L'Américain Joshua Z. Weinstein vient du documentaire et a beaucoup voyagé à travers sa carrière, notamment en Ouganda, en Inde, au Japon ou encore aux Philippines. Le metteur en scène a voulu réaliser un film centré sur le milieu hassidique new-yorkais parce qu'il s'agit selon lui d'un univers noble, à la fois éloigné et proche. Il explique :
"Je me disais que cela faisait partie de moi, que les hassidim sont un peu mes frères : je suis juif, ils sont juifs. Mais rien ne nous relie si ce n’est nos racines. Il y a quelques années, on aurait été dans les mêmes endroits, nos racines plantées dans le même sol, mais là, nous sommes comme déconnectés les uns des autres. Pour moi, le cinéma est un moyen de comprendre ceux qui nous semblent différents, étrangers. J’ai fait ce film pour approcher cette différence. Je pense que l’émotion que procure le cinéma donne accès à la vérité, ou bien qu’elle est une part importante de la vérité. Ce film était une façon de comprendre la société et en particulier le microcosme hassidique – auquel je suis attaché – tout en épousant des problématiques plus larges. Le but était de comprendre dans quelle société évolue Menashé, qui a un point de vue singulier, unique et très particulier, car il ne se fond pas totalement dans le milieu hassidique."
Brooklyn Yiddish est inspiré de la propre vie de Menashé Lustig. Dans un premier temps, Joshua Z. Weinstein s'est immergé dans le milieu hassidique, dans les cafés. Le cinéaste est allé prier avec des personnes rattachées à cette religion et s'est fondé dans le décor. Il a ensuite expliqué aux gens qu'il cherchait des acteurs pour jouer dans un film, mais personne n'a voulu tenter l'expérience. Il a alors rencontré un ami qui fait des vidéos et des clips musicaux au sein de la communauté et qui lui a présenté Menashé. Joshua Z. Weinstein se rappelle :
"On a fait des tests avec lui devant la caméra et ça a immédiatement fonctionné. Les gens le voyaient comme un nouveau Charlie Chaplin. Régulièrement, il fait des animations dans les fêtes religieuses, mariages et bar-mitsva... Il était d’emblée très drôle mais j’ai vu dans son regard quelque chose d’autre : tant de peine. Il me semblait si vulnérable mais avait une présence d’une rare intensité. Il savait être présent, juste présent. Alors j’ai su que j’allais faire ce film avec lui, avec son histoire à lui. Nous avons beaucoup parlé, il m’a raconté son histoire : la mort de son épouse et la perte de la garde de son fils. C’était à la fois spécifique aux pratiques de cette micro-société hassidique et en même temps, totalement universel : la paternité, se faire arracher son fils et essayer de tout faire pour le reprendre."

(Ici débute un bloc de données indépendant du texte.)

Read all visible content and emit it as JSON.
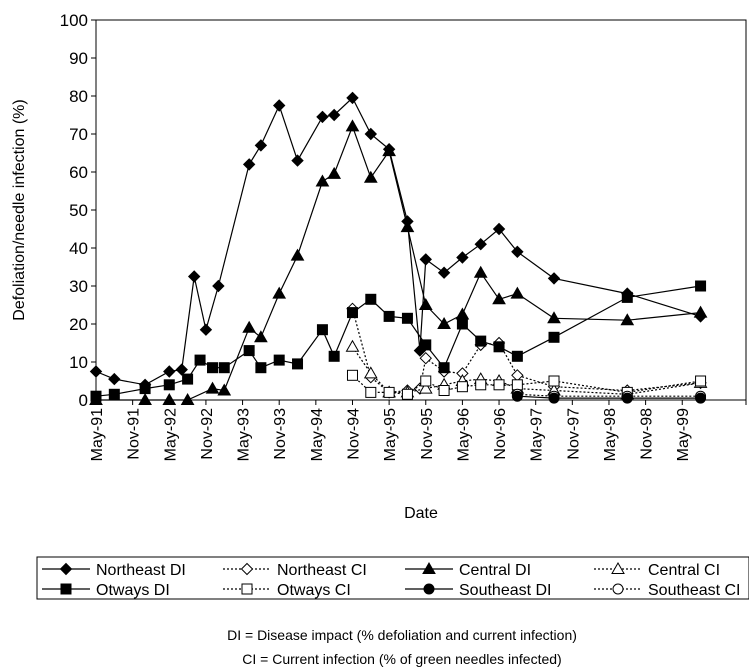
{
  "chart_data": {
    "type": "line",
    "ylabel": "Defoliation/needle infection (%)",
    "xlabel": "Date",
    "ylim": [
      0,
      100
    ],
    "yticks": [
      "0",
      "10",
      "20",
      "30",
      "40",
      "50",
      "60",
      "70",
      "80",
      "90",
      "100"
    ],
    "xlim": [
      1991.33,
      2000.2
    ],
    "xticks": [
      {
        "label": "May-91",
        "t": 1991.33
      },
      {
        "label": "Nov-91",
        "t": 1991.83
      },
      {
        "label": "May-92",
        "t": 1992.33
      },
      {
        "label": "Nov-92",
        "t": 1992.83
      },
      {
        "label": "May-93",
        "t": 1993.33
      },
      {
        "label": "Nov-93",
        "t": 1993.83
      },
      {
        "label": "May-94",
        "t": 1994.33
      },
      {
        "label": "Nov-94",
        "t": 1994.83
      },
      {
        "label": "May-95",
        "t": 1995.33
      },
      {
        "label": "Nov-95",
        "t": 1995.83
      },
      {
        "label": "May-96",
        "t": 1996.33
      },
      {
        "label": "Nov-96",
        "t": 1996.83
      },
      {
        "label": "May-97",
        "t": 1997.33
      },
      {
        "label": "Nov-97",
        "t": 1997.83
      },
      {
        "label": "May-98",
        "t": 1998.33
      },
      {
        "label": "Nov-98",
        "t": 1998.83
      },
      {
        "label": "May-99",
        "t": 1999.33
      }
    ],
    "series": [
      {
        "name": "Northeast DI",
        "marker": "diamond",
        "filled": true,
        "dash": "solid",
        "points": [
          [
            1991.33,
            7.5
          ],
          [
            1991.58,
            5.5
          ],
          [
            1992.0,
            4
          ],
          [
            1992.33,
            7.5
          ],
          [
            1992.5,
            8
          ],
          [
            1992.67,
            32.5
          ],
          [
            1992.83,
            18.5
          ],
          [
            1993.0,
            30
          ],
          [
            1993.42,
            62
          ],
          [
            1993.58,
            67
          ],
          [
            1993.83,
            77.5
          ],
          [
            1994.08,
            63
          ],
          [
            1994.42,
            74.5
          ],
          [
            1994.58,
            75
          ],
          [
            1994.83,
            79.5
          ],
          [
            1995.08,
            70
          ],
          [
            1995.33,
            66
          ],
          [
            1995.58,
            47
          ],
          [
            1995.75,
            13
          ],
          [
            1995.83,
            37
          ],
          [
            1996.08,
            33.5
          ],
          [
            1996.33,
            37.5
          ],
          [
            1996.58,
            41
          ],
          [
            1996.83,
            45
          ],
          [
            1997.08,
            39
          ],
          [
            1997.58,
            32
          ],
          [
            1998.58,
            28
          ],
          [
            1999.58,
            22
          ]
        ]
      },
      {
        "name": "Northeast CI",
        "marker": "diamond",
        "filled": false,
        "dash": "dotted",
        "points": [
          [
            1994.83,
            24
          ],
          [
            1995.08,
            6
          ],
          [
            1995.33,
            2
          ],
          [
            1995.58,
            2.5
          ],
          [
            1995.75,
            3
          ],
          [
            1995.83,
            11
          ],
          [
            1996.08,
            7.5
          ],
          [
            1996.33,
            7
          ],
          [
            1996.58,
            14.5
          ],
          [
            1996.83,
            15
          ],
          [
            1997.08,
            6.5
          ],
          [
            1997.58,
            3.5
          ],
          [
            1998.58,
            2.5
          ],
          [
            1999.58,
            4.5
          ]
        ]
      },
      {
        "name": "Central DI",
        "marker": "triangle",
        "filled": true,
        "dash": "solid",
        "points": [
          [
            1991.33,
            0
          ],
          [
            1992.0,
            0
          ],
          [
            1992.33,
            0
          ],
          [
            1992.58,
            0
          ],
          [
            1992.92,
            3
          ],
          [
            1993.08,
            2.5
          ],
          [
            1993.42,
            19
          ],
          [
            1993.58,
            16.5
          ],
          [
            1993.83,
            28
          ],
          [
            1994.08,
            38
          ],
          [
            1994.42,
            57.5
          ],
          [
            1994.58,
            59.5
          ],
          [
            1994.83,
            72
          ],
          [
            1995.08,
            58.5
          ],
          [
            1995.33,
            65.5
          ],
          [
            1995.58,
            45.5
          ],
          [
            1995.83,
            25
          ],
          [
            1996.08,
            20
          ],
          [
            1996.33,
            22.5
          ],
          [
            1996.58,
            33.5
          ],
          [
            1996.83,
            26.5
          ],
          [
            1997.08,
            28
          ],
          [
            1997.58,
            21.5
          ],
          [
            1998.58,
            21
          ],
          [
            1999.58,
            23
          ]
        ]
      },
      {
        "name": "Central CI",
        "marker": "triangle",
        "filled": false,
        "dash": "dotted",
        "points": [
          [
            1994.83,
            14
          ],
          [
            1995.08,
            7
          ],
          [
            1995.33,
            2
          ],
          [
            1995.58,
            2
          ],
          [
            1995.83,
            3
          ],
          [
            1996.08,
            4
          ],
          [
            1996.33,
            5
          ],
          [
            1996.58,
            5.5
          ],
          [
            1996.83,
            5
          ],
          [
            1997.08,
            3
          ],
          [
            1997.58,
            2.5
          ],
          [
            1998.58,
            1.5
          ],
          [
            1999.58,
            4.5
          ]
        ]
      },
      {
        "name": "Otways DI",
        "marker": "square",
        "filled": true,
        "dash": "solid",
        "points": [
          [
            1991.33,
            1
          ],
          [
            1991.58,
            1.5
          ],
          [
            1992.0,
            3
          ],
          [
            1992.33,
            4
          ],
          [
            1992.58,
            5.5
          ],
          [
            1992.75,
            10.5
          ],
          [
            1992.92,
            8.5
          ],
          [
            1993.08,
            8.5
          ],
          [
            1993.42,
            13
          ],
          [
            1993.58,
            8.5
          ],
          [
            1993.83,
            10.5
          ],
          [
            1994.08,
            9.5
          ],
          [
            1994.42,
            18.5
          ],
          [
            1994.58,
            11.5
          ],
          [
            1994.83,
            23
          ],
          [
            1995.08,
            26.5
          ],
          [
            1995.33,
            22
          ],
          [
            1995.58,
            21.5
          ],
          [
            1995.83,
            14.5
          ],
          [
            1996.08,
            8.5
          ],
          [
            1996.33,
            20
          ],
          [
            1996.58,
            15.5
          ],
          [
            1996.83,
            14
          ],
          [
            1997.08,
            11.5
          ],
          [
            1997.58,
            16.5
          ],
          [
            1998.58,
            27
          ],
          [
            1999.58,
            30
          ]
        ]
      },
      {
        "name": "Otways CI",
        "marker": "square",
        "filled": false,
        "dash": "dotted",
        "points": [
          [
            1994.83,
            6.5
          ],
          [
            1995.08,
            2
          ],
          [
            1995.33,
            2
          ],
          [
            1995.58,
            1.5
          ],
          [
            1995.83,
            5
          ],
          [
            1996.08,
            2.5
          ],
          [
            1996.33,
            3.5
          ],
          [
            1996.58,
            4
          ],
          [
            1996.83,
            4
          ],
          [
            1997.08,
            4
          ],
          [
            1997.58,
            5
          ],
          [
            1998.58,
            2
          ],
          [
            1999.58,
            5
          ]
        ]
      },
      {
        "name": "Southeast DI",
        "marker": "circle",
        "filled": true,
        "dash": "solid",
        "points": [
          [
            1997.08,
            1
          ],
          [
            1997.58,
            0.5
          ],
          [
            1998.58,
            0.5
          ],
          [
            1999.58,
            0.5
          ]
        ]
      },
      {
        "name": "Southeast CI",
        "marker": "circle",
        "filled": false,
        "dash": "dotted",
        "points": [
          [
            1997.08,
            1.5
          ],
          [
            1997.58,
            1
          ],
          [
            1998.58,
            1
          ],
          [
            1999.58,
            1
          ]
        ]
      }
    ],
    "footnotes": [
      "DI = Disease impact (% defoliation and current infection)",
      "CI = Current infection  (% of green needles infected)"
    ]
  }
}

Menashé Lustig vit à New Square (New York). C’est un fervent disciple du rabbin Twersky, le Grand Rabbin du Mouvement hasidique. Menashé a vécu à Londres pendant sept ans. Après le décès de sa femme, il est revenu à New Square pour travailler comme épicier. Le film se réfère en grande partie à sa propre histoire.
Admiratif du néo-réalisme, de la Nouvelle Vague française et du Nouvel Hollywood, Joshua Z. Weinstein aime le cinéma-vérité que l'on retrouve chez des réalisateurs comme John Cassavetes, Martin Scorsese ou les frères Dardenne."J’aime les films qui vous font éprouver une émotion forte, non factice ou fabriquée, pas une image de façade ou artificielle, et les films qui ont une certaine distance humoristique. Ce qui m’a plu dans Toni Erdmann c’est que l’on ressent cet humour derrière des choses plus graves : c’est un humour qui témoigne de l’ironie de la vie. Je crois en fait que si vous ne riez pas des sujets un peu lourds, il y a quelque chose qui ne va pas chez vous."
Brooklyn Yiddish est avant tout le portrait d'un homme qui témoigne aussi bien des aspects négatifs que des aspects positifs des personnages et du hassidisme. Joshua Z. Weinstein raconte : "J’ai cherché à montrer des choses pénibles aussi : les femmes qui n’ont pas le droit de conduire, les abus de pouvoir... mais cela passe en arrière-plan car ce n’est pas l’histoire que je devais raconter. Cela en fait partie mais comme toile de fond car je suis conscient des aspérités du sujet. Evidemment, j’aurais pu faire un film sur les travers du hassidisme, mais il existe tant de belles histoires à raconter qu’il est dommage de ne pas le faire – et je n’avais jamais vu cette histoire racontée au cinéma. Il est important de raconter des histoires inédites. Je me devais de raconter une histoire qu’on avait encore jamais vue au cinéma. C’est ça qui m’excitait, m’enthousiasmait."